Cela ressemble peut-être à un catalogue de vœux pieux. Mais toutes les conférences mondiales — que ce soit Rio sur l'environnement ou Beijing sur les droits des femmes — se terminent ainsi: par une déclaration et un plan d'action qui n'ont pas de valeur contraignante, mais qui se fondent sur des conventions existantes, un droit établi. l'objectif de ces conférences est d'obtenir des Etats un réengagement —"un réarmement moral" pour qu'ensemble, ils se penchent sur un problème qui exige une coopération internationale.

Personne ne force les gouvernements à y participer. Et le fait même que les négociations sur la Déclaration finale aient été si ardues, montre que les Etats y accordent de l'importance. En la signant, ils engagent leur honneur et leur crédibilité, d'autant qu'ils devront fournir des rapports périodiques sur la mise en application de leurs engagements. Tout va dépendre, aussi, de la mobilisation de la société civile, de ces 1 000 ONG présentes à Durban. De retour dans leurs pays respectifs, elles pourront interpeller leur gouvernement: «vous avez signé; où est votre plan d'action?».

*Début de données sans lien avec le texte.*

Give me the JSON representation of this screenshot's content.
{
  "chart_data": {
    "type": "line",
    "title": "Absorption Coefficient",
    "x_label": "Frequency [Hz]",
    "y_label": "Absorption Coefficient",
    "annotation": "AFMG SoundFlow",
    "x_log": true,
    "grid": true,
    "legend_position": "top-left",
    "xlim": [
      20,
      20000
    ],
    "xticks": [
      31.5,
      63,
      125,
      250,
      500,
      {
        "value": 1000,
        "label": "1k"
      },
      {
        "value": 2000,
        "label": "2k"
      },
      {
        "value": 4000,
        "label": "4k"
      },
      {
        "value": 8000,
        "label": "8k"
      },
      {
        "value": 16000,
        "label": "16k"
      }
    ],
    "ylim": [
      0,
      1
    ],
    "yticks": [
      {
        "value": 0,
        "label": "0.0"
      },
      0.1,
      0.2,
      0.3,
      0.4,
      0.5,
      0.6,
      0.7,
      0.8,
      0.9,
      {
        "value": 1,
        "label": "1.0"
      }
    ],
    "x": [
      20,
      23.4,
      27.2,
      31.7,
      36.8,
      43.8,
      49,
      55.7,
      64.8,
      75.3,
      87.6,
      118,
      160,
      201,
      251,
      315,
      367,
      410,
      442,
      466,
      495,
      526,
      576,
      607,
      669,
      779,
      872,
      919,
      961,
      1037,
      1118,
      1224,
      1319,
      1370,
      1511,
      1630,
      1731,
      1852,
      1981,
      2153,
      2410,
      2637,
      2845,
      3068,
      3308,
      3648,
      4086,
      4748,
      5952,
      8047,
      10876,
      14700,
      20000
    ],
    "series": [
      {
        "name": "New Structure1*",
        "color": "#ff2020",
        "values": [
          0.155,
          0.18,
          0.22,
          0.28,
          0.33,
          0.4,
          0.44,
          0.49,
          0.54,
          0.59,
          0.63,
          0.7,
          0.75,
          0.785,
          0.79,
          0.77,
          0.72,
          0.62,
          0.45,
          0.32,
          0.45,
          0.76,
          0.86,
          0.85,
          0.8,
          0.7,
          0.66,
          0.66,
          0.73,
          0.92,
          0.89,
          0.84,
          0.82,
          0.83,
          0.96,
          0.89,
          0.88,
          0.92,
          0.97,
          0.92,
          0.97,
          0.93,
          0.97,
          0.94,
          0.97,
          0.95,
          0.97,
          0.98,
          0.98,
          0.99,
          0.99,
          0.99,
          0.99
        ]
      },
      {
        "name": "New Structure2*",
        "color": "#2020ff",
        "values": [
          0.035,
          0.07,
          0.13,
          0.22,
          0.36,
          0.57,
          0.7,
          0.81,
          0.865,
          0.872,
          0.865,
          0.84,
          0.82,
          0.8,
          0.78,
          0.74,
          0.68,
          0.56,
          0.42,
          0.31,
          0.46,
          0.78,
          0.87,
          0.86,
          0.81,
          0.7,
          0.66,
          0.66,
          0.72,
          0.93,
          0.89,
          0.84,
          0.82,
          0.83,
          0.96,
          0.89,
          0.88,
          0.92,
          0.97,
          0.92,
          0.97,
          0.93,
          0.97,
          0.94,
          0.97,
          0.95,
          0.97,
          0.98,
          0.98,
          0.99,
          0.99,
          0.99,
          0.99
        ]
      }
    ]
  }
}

Certains ont accusé les ONG, présentes à Durban, de faire de la surenchère, jusqu'à étouffer le débat. Mais débat il y eut, et avec passion. Que ces associations de victimes, meurtries dans leur chair, manquent de patience face au «réalisme» des Etats, n' rien d'anormal. On a donc assisté à des débats très vifs, mais sans violences.
Durban va inscrire la lutte contre le racisme sur l'agenda de toutes les ONG. Quant aux Etats, ils auront progressé dans la pratique d'un débat démocratique destiné, à terme, à gérer ensemble la société planétaire. Durban en valait la peine.